With the Weight Round-Robin, each upstream server node has a corresponding routing weight ratio. The difference from Round-Robin is that each upstream node has more chances to be routed according to its weight. This algorithm is more suitable to use when the upstream server node machine configuration is not the same.

The Fixed algorithm is a hybrid algorithm. It can ensure that the same data is routed to the same upstream server node, and when the upstream server scales out, it still maintains routing to the same node; unless the upstream node does not exist, it will reroute. This algorithm is mainly used in the SkyWalking Meter protocol because this protocol needs to ensure that the metrics of the same service instance are sent to the same OAP node. The Routing steps are as follows:

Generate a unique identification string based on the data content, as short as possible. The amount of data is controllable.
Get the upstream node of identity from LRU Cache, and use it if it exists.
According to the identification, generate the corresponding hash value, and find the upstream server node from the upstream list.
Save the mapping relationship between the upstream server node and identification to LRU Cache.

The advantage of this algorithm is to bind the data with the upstream server node as much as possible, so the upstream server can better process continuous data. The disadvantage is that it takes up a certain amount of memory space to save the corresponding relationship.

As shown below, the image is divided into two parts:

The left side represents that the same data content always is routed to the same server node.
The right side represents the data routing algorithm. Get the number from the data, and use the remainder algorithm to obtain the position.

We choose to use a combination of Round-Robin and Fixed algorithm for routing:

The Fixed routing algorithm is suitable for specific protocols, mainly used when passing metrics data to the SkyWalking Meter protocol
The Round-Robin algorithm is used by default. When the SkyWalking OAP cluster is deployed, the configuration of the nodes needs to be as much the same as possible, so there would be no need to use the Weight Round-Robin algorithm.

How to balance the load balancer itself?

Proxy still needs to deal with the load balancing problem from client to itself, especially when deploying a Proxy cluster in a production environment.

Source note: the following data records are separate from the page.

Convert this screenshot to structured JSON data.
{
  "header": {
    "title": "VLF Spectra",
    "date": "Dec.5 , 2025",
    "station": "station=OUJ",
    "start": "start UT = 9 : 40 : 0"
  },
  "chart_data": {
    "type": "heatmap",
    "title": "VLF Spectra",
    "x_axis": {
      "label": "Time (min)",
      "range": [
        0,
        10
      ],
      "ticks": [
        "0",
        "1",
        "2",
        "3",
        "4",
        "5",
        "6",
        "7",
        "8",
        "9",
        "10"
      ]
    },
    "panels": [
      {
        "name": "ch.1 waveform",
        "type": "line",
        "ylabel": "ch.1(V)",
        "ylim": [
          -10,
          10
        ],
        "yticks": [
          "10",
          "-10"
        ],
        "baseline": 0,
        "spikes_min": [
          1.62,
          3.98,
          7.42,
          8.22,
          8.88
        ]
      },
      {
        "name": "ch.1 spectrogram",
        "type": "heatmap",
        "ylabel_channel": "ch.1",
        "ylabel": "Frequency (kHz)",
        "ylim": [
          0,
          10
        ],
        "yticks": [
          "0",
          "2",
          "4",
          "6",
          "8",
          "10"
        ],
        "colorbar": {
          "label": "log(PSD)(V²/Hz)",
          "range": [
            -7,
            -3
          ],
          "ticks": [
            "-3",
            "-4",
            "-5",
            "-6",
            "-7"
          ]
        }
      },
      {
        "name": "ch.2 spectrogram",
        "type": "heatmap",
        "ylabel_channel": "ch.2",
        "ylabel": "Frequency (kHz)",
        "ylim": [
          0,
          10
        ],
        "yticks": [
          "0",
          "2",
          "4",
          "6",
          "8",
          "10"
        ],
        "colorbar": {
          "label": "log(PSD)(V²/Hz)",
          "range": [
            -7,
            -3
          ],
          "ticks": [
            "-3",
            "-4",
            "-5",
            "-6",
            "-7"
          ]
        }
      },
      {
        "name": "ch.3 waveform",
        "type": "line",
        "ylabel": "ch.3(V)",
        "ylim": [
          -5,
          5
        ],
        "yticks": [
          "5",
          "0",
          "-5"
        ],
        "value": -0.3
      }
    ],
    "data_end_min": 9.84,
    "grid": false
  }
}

There are three ways to solve this problem:

Connection management: Use the max_connection config on the client-side to specify the maximum connection duration of each connection. For more information, please read the proposal.
Cluster awareness: The proxy has cluster awareness, and actively disconnects the connection when the load is unbalanced to allow the client to re-pick up the proxy.
Resource limit+HPA: Restrict the connection resource situation of each proxy, and no longer accept new connections when the resource limit is reached. And use the HPA mechanism of Kubernetes to dynamically scale out the number of the proxy.

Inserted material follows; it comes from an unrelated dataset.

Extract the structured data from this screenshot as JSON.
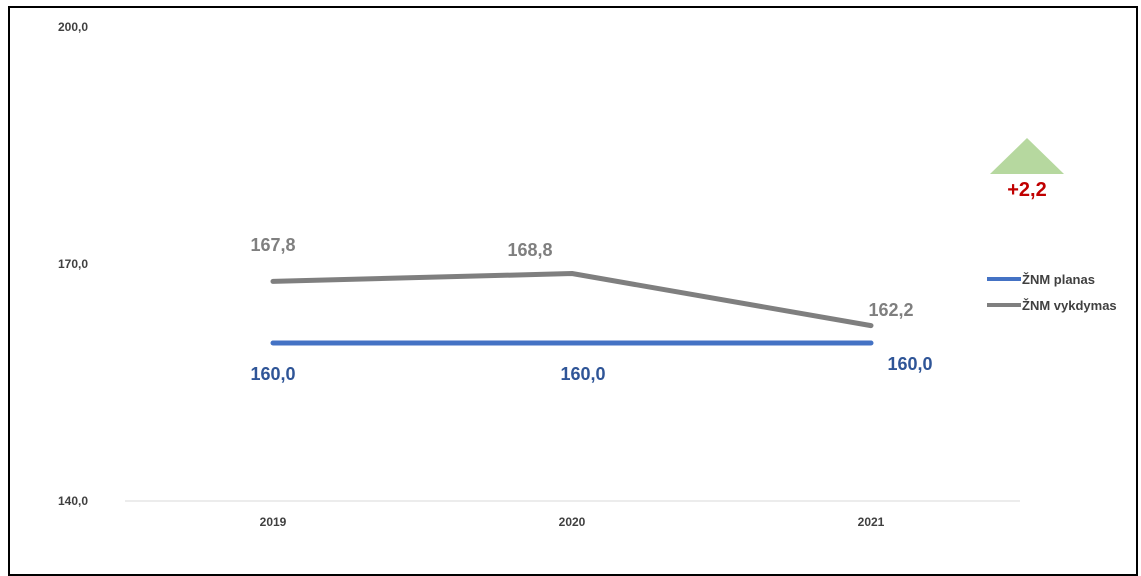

	Connection management	Cluster awareness	Resource Limit+HPA
Pros	Simple to use	Ensure that the number of connections in each proxy is relatively	Simple to use
Cons	Each client needs to ensure that data is not lost The client is required to accept GOWAY responses	May cause a sudden increase in traffic on some nodes Each client needs to ensure that data is not lost	Traffic will not be particularly balanced in each instance

We choose Limit+HPA for these reasons:

Easy to config and use the proxy and easy to understand based on basic data metrics.
No data loss due to broken connection. There is no need for the client to implement any other protocols to prevent data loss, especially when the client is a commercial product.
The connection of each node in the proxy cluster does not need to be particularly balanced, as long as the proxy node itself is high-performance.

SkyWalking-Satellite

We have implemented this Proxy in the SkyWalking-Satellite project. It’s used between Client and SkyWalking OAP, effectively solving the load balancing problem.

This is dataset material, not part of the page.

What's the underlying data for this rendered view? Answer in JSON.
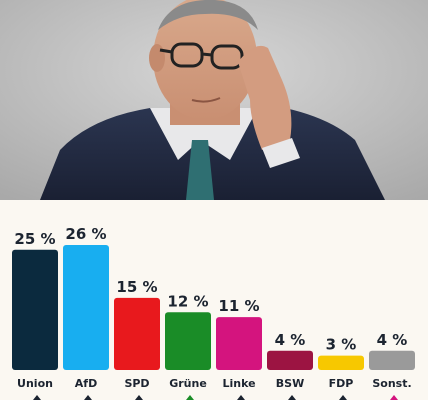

After the system is deployed, the Satellite would accept the traffic from the Client, and the Satellite will perceive all the nodes of the OAP through Kubernetes Label Selector or manual configuration, and load balance the traffic to the upstream OAP node.

As shown below, a single client still maintains a connection with a single Satellite, Satellite would establish the connection with each OAP, and load balance message to the OAP node.

When scaling Satellite, we need to deploy the SWCK adapter and configure the HPA in Kubernetes. SWCK is a platform for the SkyWalking users, provisions, upgrades, maintains SkyWalking relevant components, and makes them work natively on Kubernetes.

After deployment is finished, the following steps would be performed:

Read metrics from OAP: HPA requests the SWCK metrics adapter to dynamically read the metrics in the OAP.
Scaling the Satellite: Kubernetes HPA senses that the metrics values are in line with expectations, so the Satellite would be scaling automatically.

As shown below, use the dotted line to divide the two parts. HPA uses SWCK Adapter to read the metrics in the OAP. When the threshold is met, HPA would scale the Satellite deployment.

Example

In this section, we will demonstrate two cases:

SkyWalking Scaling: After SkyWalking OAP scaling, the traffic would auto load balancing through Satellite.
Satellite Scaling: Satellite’s own traffic load balancing.

NOTE: All commands could be accessed through GitHub.

SkyWalking Scaling

We will use the bookinfo application to demonstrate how to integrate Apache SkyWalking 8.9.1 with Apache SkyWalking-Satellite 0.5.0, and observe the service mesh through the Envoy ALS protocol.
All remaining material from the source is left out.